Les soeurs Ferrandon
C'est toujours un plaisir de retrouver des personnages et leur histoire qui nous ont sincèrement émus. Un plaisir mêlé de crainte cependant. Vont-ils encore nous émouvoir? Ce qui leur arrive à présent sera-t-il aussi fort, aussi bouleversant que ce qui nous a tellement touché auparavant?
Ecrire une suite à un roman constitue un pari assez risqué pour un écrivain.
Pourtant ce pari-là, Gérard Glatt l'a relevé haut la main avec "Les soeurs Ferrandon", suite de "Retour à belle étoile", suite indépendante nous précise la quatrième de couverture mais suite quand même, ces deux romans étant parus dans la collection Terres de France des Presses de la Cité.
Deux années ont passé depuis ce jour dramatique de la disparition du petit Paulin sur les berges de la Dore en 1953. Le temps semble faire son oeuvre, comme on a l'habitude de dire, mais ni Marguerite, ni Renée n'oublient leur petit frère. Et ce n'est pas non plus leurs différences de caractère qui pourraient les rapprocher et les aider à surmonter cette terrible épreuve. Et les années s'écoulent, doucement mais inexorablement.
Marguerite, l'aînée des soeurs Ferrandon, reprend l'exploitation du domaine familial comme si cela allait de soi. Un "droit" d'aînée qu'elle doit assumer. Ce qui l'arrange plutôt bien d'ailleurs. Sa jeune soeur, Renée, plus douce, plus réservée aussi, comme écrasée par l'autorité naturelle de Marguerite, préfère quitter la propriété familiale auvergnate des monts du Forez et suivre son mari à Paris où elle pourra (peut-être) enfin se réaliser.
Tout porte à croire dès lors que chacune va vivre indépendamment l'une de l'autre. La première dans la rudesse de cette vie à la campagne qu'elle s'est imposée d'autorité. La seconde un peu perdue entre la légèreté et les coups bas de cette vie parisienne. Et pourtant... Peut-on tirer un trait définitif sur une enfance commune? Peut-on réellement oublier d'où l'on vient et qui on est vraiment? Et cela davantage encore quand un drame familial reste ancré en nous et qu'une ancienne rivalité amoureuse de jeunesse portée sur la personne de Jean Chassaigne semble constamment remonter à la surface des coeurs des deux soeurs? Comme une blessure toujours pas cicatrisée.

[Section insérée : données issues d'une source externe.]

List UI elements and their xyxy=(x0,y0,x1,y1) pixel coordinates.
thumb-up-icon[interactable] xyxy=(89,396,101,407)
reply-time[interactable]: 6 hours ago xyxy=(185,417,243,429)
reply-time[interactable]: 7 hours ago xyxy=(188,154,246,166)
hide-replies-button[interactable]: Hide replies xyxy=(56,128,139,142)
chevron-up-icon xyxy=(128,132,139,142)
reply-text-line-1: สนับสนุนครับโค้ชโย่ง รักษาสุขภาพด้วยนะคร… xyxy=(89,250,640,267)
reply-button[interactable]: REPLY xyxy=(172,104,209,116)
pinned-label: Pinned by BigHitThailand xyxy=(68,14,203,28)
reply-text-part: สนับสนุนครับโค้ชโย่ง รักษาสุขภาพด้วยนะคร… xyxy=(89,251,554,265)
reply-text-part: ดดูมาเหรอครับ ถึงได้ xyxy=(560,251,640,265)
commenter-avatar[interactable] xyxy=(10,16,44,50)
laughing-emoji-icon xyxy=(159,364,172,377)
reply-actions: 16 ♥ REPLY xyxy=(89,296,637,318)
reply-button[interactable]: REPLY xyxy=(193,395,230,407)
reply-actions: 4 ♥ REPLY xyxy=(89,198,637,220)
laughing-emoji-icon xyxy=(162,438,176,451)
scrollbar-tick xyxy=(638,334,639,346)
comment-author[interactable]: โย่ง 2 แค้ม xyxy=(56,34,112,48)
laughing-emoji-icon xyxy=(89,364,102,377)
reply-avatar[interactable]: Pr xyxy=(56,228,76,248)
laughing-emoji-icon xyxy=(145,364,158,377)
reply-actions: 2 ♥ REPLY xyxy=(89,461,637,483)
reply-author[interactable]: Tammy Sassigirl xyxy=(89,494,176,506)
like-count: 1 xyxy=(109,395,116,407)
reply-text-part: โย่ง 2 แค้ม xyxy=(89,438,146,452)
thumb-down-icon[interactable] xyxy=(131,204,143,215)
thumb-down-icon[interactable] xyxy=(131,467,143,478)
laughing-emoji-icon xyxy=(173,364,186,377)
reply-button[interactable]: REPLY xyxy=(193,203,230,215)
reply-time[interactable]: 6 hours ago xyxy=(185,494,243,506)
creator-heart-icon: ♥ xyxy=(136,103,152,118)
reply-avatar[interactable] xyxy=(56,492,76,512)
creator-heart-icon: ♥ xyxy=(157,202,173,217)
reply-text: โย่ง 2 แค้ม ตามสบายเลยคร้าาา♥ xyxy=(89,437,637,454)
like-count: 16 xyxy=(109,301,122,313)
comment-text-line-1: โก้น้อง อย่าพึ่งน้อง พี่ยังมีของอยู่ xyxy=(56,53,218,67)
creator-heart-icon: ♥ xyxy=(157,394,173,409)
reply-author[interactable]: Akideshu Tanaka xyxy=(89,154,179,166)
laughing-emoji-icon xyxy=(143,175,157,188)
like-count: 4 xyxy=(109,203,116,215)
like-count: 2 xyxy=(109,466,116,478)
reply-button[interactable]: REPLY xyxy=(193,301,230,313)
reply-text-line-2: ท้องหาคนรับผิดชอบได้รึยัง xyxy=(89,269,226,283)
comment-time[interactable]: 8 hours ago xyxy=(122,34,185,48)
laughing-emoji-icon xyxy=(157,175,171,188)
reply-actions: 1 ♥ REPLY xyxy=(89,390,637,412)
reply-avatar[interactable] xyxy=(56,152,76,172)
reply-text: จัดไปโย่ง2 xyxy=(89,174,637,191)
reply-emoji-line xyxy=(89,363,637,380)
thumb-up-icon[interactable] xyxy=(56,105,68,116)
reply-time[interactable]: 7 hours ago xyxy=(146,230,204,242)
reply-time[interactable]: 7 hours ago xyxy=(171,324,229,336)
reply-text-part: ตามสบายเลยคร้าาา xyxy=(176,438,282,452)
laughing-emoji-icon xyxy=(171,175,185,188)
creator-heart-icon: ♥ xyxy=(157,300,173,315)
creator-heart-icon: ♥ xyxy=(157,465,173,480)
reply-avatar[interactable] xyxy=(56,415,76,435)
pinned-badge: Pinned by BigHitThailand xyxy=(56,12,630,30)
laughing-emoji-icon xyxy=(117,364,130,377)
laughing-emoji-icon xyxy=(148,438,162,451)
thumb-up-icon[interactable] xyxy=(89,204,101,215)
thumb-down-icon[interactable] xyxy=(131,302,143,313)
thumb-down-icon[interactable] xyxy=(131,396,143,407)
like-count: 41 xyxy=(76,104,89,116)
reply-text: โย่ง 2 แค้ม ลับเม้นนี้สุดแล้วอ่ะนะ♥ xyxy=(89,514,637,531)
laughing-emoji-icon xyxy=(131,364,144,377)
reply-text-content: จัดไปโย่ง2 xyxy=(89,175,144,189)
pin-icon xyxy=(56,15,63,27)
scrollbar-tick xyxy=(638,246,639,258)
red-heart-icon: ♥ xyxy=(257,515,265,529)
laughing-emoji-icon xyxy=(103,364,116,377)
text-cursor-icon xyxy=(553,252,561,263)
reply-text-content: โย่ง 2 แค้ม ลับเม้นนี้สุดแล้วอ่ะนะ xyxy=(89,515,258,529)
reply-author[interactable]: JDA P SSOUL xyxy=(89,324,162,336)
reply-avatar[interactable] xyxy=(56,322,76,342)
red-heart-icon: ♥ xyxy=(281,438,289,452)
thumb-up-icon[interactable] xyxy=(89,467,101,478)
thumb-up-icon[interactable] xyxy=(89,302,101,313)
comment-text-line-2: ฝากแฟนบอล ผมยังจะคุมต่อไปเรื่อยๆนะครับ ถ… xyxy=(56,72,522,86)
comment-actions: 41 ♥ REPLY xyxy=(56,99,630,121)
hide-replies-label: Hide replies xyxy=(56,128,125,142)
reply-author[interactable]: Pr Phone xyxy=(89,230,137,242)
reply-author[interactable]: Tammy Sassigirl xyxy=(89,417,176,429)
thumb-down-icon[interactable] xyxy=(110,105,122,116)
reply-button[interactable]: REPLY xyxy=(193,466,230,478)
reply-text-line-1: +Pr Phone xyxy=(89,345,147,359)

Je vous l'ai dit en commençant cette chronique, Gérard Glatt a brillamment relevé le défi de la suite imaginée pour ces soeurs Ferrandon. J'ai eu grand plaisir à retrouver ces deux femmes qu'on suit de leur jeunesse et sur une bonne période de leur vie d'adultes, l'une ayant fait le choix de la terre, l'autre s'étant envolée (enfuie?) vers les fastes de la Ville Lumière.
Avec patience et une fine analyse, Gérard Glatt nous dresse deux magnifiques portraits féminins, un peu comme les deux faces d'un miroir mais où rien n'est jamais fixé. Ni blanc, n noir. Ni l'une foncièrement mauvaise, ni l'autre totalement innocente. Mais toujours avec des degrés variés, comme s'il nous déclinait toutes les nuances allant du blanc le plus pur au noir le plus sombre, le plus obscur.
Et puis le rythme créé par les événements qui remplissent une vie, les aléas, les joies, les tristesses, et le souvenir d'un temps révolu sur lequel nul ne peut revenir...
Et de fait, dans ce roman, l'authenticité est reine. Et le vrai plaisir de lecture, au rendez-vous.